Blanc, rouge, rosé

 

Dans l’ordre de leur création, ce sont les trois couleurs du Lillet, apéritif bordelais connu nationalement et mondialement

 

Fin XIXe siècle, grande époque de consommation de fortifiants à base de quinquina et de vin rouge, très souvent vendus en pharmacie, deux frères, Raymond et Paul Lillet, liquoristes et négociants en vins fins et spiritueux de grande qualité, créèrent en 1872 la Société Lillet à Podensac en Gironde.

 

KinaLillet blanc.

En 1887, les deux frères voulant se démarquer de leurs concurrents et de la formule habituelle des vins toniques, vin rouge et quinquina mettent au point un vin apéritif à base d’un assemblage de vins blancs (85%), de cépages sémillon et sauvignon soigneusement sélectionnés auquel ils ajoutèrent leurs propres liqueurs (15%) obtenue par macération de fruits dans l’alcool pendant plusieurs mois. La recette est toujours un secret de fabrication. L’ajout de dix liqueurs nécessite un choix minutieux des matières premières à commencer par l’orange. Sélectionnées chez les meilleurs producteurs, elles viennent du sud de l’Espagne pour la douceur, d’Haïti pour l’amertume, du Maroc ou de Tunisie pour la note de fraîcheur. Le Lillet blanc était né après un vieillissement en foudres de chêne pendant environ 12 mois. Il se fait vite un nom dans la région bordelaise, puis en 1901 l’apéritif est lancé à Toulouse et Paris, il est très apprécié par la clientèle chic de l’époque.

 

Entre-deux-guerres

En 1914, l’interdiction de fabrication et de vente de l’absinthe ouvre une part de marché importante pour tous les apéritifs à base de vins mais aussi concurrents de Lillet. Les restrictions de guerre telles que manque de personnel, réquisition des moyens de transports, restrictions imposées des approvisionnements en alcool et en matières premières, n’empêchent pas Lillet d’honorer ses commandes jusqu’en 1916 en vendant toute sa réserve. Le temps de la reconstituer, Lillet s’appuie sur son négoce de vins fins, de confitures, de fruits à l’alcool, prunes et abricots. Les années folles confirment la réputation de ce vin apéritif, soutenue dès 1930 par une publicité plus intensive notamment des affiches illustrées sur le réseau routier. La Seconde guerre voit les mêmes difficultés des conditions du marché qu’en 1914et la désorganisation qui en découle. Ceci ne s’achève qu’en juillet 1949, au moment où les délais de livraison redeviennent normaux et les ventes connaissent un sommet en 1948.

 

Lillet rouge

En 1946, Lillet est introduit aux USA grâce à un négociant new-yorkais, Michel Dreyfus, passionné par cet apéritif adopté par le marché américain. En 1950, 80 % de la production sont destinés aux USA et les 20% restants sont pour le monde entier. En 1960, le Lillet rouge est né, fait de cépages merlot et cabernet, et des liqueurs naturelles de fruits. Le mot Kina de l’appellation d’origine est abandonné et grâce à des campagnes publicitaires à la presse et à la radio, Lillet rouge remporte un grand succès.

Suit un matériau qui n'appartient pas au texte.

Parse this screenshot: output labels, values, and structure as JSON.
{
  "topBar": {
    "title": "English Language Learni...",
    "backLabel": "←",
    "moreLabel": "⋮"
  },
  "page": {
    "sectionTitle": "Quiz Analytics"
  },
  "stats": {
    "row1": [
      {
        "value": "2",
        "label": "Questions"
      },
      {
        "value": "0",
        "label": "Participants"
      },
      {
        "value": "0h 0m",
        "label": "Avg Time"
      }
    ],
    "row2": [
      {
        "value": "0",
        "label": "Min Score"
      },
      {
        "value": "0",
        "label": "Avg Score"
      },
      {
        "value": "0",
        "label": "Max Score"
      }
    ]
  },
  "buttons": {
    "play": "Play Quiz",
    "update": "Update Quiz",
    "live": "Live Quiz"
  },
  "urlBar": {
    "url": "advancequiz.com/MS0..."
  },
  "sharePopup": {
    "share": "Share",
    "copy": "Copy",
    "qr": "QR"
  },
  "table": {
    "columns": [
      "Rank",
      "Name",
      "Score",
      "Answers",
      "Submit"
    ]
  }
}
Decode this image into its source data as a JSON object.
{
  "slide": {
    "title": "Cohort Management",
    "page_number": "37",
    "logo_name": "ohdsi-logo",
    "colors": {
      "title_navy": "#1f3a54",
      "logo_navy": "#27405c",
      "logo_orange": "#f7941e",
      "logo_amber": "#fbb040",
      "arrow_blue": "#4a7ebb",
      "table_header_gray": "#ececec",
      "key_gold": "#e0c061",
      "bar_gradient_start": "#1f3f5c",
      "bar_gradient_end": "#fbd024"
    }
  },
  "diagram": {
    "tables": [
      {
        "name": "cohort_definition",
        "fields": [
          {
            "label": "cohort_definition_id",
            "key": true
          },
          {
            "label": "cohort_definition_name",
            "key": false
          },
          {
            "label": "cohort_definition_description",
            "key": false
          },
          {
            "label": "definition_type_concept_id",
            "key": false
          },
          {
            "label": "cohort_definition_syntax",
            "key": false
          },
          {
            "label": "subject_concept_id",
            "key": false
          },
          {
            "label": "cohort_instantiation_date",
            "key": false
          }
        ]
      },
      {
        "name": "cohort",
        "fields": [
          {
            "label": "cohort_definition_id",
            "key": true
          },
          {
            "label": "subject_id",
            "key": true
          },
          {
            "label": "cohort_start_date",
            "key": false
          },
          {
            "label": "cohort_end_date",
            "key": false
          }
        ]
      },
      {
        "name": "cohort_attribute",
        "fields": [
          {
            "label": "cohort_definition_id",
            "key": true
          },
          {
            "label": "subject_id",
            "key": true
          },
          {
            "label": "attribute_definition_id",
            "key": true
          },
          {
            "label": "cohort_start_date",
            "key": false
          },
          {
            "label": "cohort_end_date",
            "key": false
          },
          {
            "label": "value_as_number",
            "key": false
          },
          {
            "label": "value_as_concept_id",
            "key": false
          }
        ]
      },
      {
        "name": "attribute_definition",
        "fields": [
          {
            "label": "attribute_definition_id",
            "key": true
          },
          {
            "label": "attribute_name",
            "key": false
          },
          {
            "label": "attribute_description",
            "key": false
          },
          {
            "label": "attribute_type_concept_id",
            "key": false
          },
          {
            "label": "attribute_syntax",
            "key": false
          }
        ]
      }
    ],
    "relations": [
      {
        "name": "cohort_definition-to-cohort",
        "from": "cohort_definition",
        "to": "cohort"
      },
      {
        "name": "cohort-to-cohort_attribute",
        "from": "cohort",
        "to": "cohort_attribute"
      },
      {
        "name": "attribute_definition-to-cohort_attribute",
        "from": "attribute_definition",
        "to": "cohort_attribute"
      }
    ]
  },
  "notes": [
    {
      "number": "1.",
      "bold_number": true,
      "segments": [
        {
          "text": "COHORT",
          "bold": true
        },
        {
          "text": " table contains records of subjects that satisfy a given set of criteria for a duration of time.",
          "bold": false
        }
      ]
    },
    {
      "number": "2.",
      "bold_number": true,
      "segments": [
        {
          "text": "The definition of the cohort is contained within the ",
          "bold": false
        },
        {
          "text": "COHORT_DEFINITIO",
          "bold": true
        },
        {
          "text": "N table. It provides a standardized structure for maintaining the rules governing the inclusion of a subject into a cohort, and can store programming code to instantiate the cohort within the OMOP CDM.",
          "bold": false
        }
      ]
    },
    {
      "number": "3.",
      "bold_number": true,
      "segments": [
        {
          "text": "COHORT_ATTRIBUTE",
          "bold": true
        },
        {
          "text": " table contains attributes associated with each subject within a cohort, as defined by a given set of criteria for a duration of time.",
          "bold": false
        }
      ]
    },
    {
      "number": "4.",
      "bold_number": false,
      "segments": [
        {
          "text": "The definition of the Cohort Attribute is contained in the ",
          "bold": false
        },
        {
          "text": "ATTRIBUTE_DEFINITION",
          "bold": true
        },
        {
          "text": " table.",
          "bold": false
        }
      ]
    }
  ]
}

Les éloges de consommateurs tels que la Duchesse de Windsor, ou, sous la plume d’Ian Fleming, de James Bond aimant le Dry avec une pointe de Lillet, incitent la jetset new-yorkaise à le consommer de préférence en cocktail.

 

Dernier né Lillet rosé

Fin des années 1980, cherchant à obtenir un type de vin aussi régulier que possible car il arrive qu’il y ait des différences de vieillissement, la société Lillet fait appel à l’Institut d’œnologie de Bordeaux pour des problèmes de stabilisation. Et en 1985, à Manhattan, un jeune bordelais, Bruno Borie, découvre l’apéritif de sa région. Dès son retour, il rachète la société et lui applique une stratégie plus moderne mais assise sur les qualités intrinsèques du produit. De 1980 à 2000, les ventes sont alors de 65% à l’export. En 2008, la société Ricard qui distribuait depuis deux ans la marque, fait l’acquisition de la Société Lillet. Fin 2011, le Lillet rosé est créé à partir des cépages de sémillon, sauvignon blanc et muscadelle. Ce vin est marié aux liqueurs de fruits plus deux nouvelles spécialement conçues pour ce rosé, lui donnant ainsi une vive fraîcheur. Prévu pour l’exportation, une rumeur bienveillante oblige la société à lancer le Lillet rosé en 2013 sur le marché français. Souhaitons-lui réussite et caractère pour faire honneur à ses aînés et représenter dignement notre région et sa gastronomie.